Wednesday, August 26, 2015

Compare and contrast essay on two poems of Emily Dickinson.The poems are "Because I could not stop for Death" and "I heard a fly buzz when I...

In accord with the first post, there is a clear difference in tone between the two poems.  For one thing, the introduction of the fly suggests Beelzebub, the "lord of the flies," or the devil.  This symbol of evil stumbling "Between the light and me" suggests that there is a point in which the soul of the speaker "could not see to see" where she is headed in eternity, whereas in "Because I could not stop for Death," the driver of the carriage that takes the speaker to her grave is "kindly" and "knows no haste"; the death holds no terrors as in the other poem; in fact, it is almost seductive. 

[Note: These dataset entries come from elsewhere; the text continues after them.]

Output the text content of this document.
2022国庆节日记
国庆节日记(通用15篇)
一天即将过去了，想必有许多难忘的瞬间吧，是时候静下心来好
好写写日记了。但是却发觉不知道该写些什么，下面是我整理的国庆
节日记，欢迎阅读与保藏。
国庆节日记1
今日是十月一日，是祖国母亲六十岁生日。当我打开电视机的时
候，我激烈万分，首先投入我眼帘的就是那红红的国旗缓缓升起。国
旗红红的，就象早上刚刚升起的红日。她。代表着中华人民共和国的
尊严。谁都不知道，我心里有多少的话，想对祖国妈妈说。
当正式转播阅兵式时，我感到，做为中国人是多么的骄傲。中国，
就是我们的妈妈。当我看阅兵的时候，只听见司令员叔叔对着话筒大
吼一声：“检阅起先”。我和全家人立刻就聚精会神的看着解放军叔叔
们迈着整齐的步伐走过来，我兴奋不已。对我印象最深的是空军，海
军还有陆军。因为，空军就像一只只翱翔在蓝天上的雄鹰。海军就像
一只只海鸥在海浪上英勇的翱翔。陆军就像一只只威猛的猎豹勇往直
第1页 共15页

In addition to the tone of the poems, you may wish to compare/contrast the sequence of events and poetic devices in the poems, the sort of expectations set up by phrases such as "last onset," "the king" and "be witnessed" in "I heard a fly buzz" with the phrases in "Because I could not stop for Death" such as those in the first stanza, "We passed the setting sun/Or rather, he passed us," and others that indicate a more leisurely trip toward eternity, whereas in "I heard a fly buzz," the predatory fly waits to claim a corpse. 


Yet, characteristically of Dickinson, there is no enlightenment at the end of either poem.  The speaker is driven, albeit leisurely, inexorably to her grave; the king witnesses the death, but he cannot control anything but the allocations of the speaker's material possessions.